Letter from the Association of Brazil's Indigenous Peoples and Amazon Watch to Anglo American
With the presence of 200 participants from 47 villages, the assembly produced a powerful declaration that demands recognition of the Munduruku's rights to life and territory. Both illegal "wildcat" and industrial mining were among the principal threats identified by the Munduruku.
... In its response to the Business and Human Rights Resource Center... Anglo American stated that it had given up all requests for mineral exploration in areas located on Indigenous lands in Brazil... However, a recent report from InfoAmazônia news agency revealed that Brazil's National Mining Agency (ANM) granted 27 permits for Anglo American to prospect copper within Indigenous lands in the states of Mato Grosso and Pará, with emphasis on the Munduruku's Sawré Muybu Indigenous territory in Pará state.

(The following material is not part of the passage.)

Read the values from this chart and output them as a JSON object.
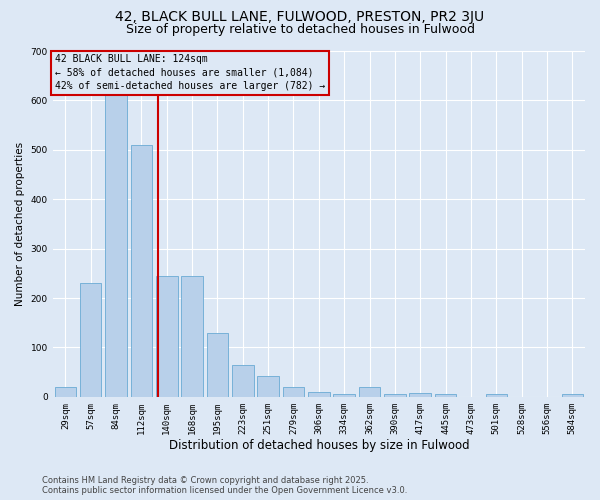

... Anglo American also stated in its response that it has no plans to carry out any activities related to mining on Indigenous lands in Brazil and that all of their mining activities follow the internationally recognized principle of Free, Prior, and Informed Consent (FPIC) with affected communities, regardless of the provisions of local legislation. While the commitment reaffirmed by Anglo American regarding prior consent from affected communities is important, it is essential to stress that there is still no legal basis for mining on Brazilian Indigenous lands.
... [W]e invite Anglo American to go further and make a public commitment to refrain from carrying out any mining activities on Indigenous lands in Brazil, regardless of changes in Brazilian legislation, in line with its human rights and biodiversity protection commitments, in particular the Declaration of ICMM's position on Mining and Protected Areas.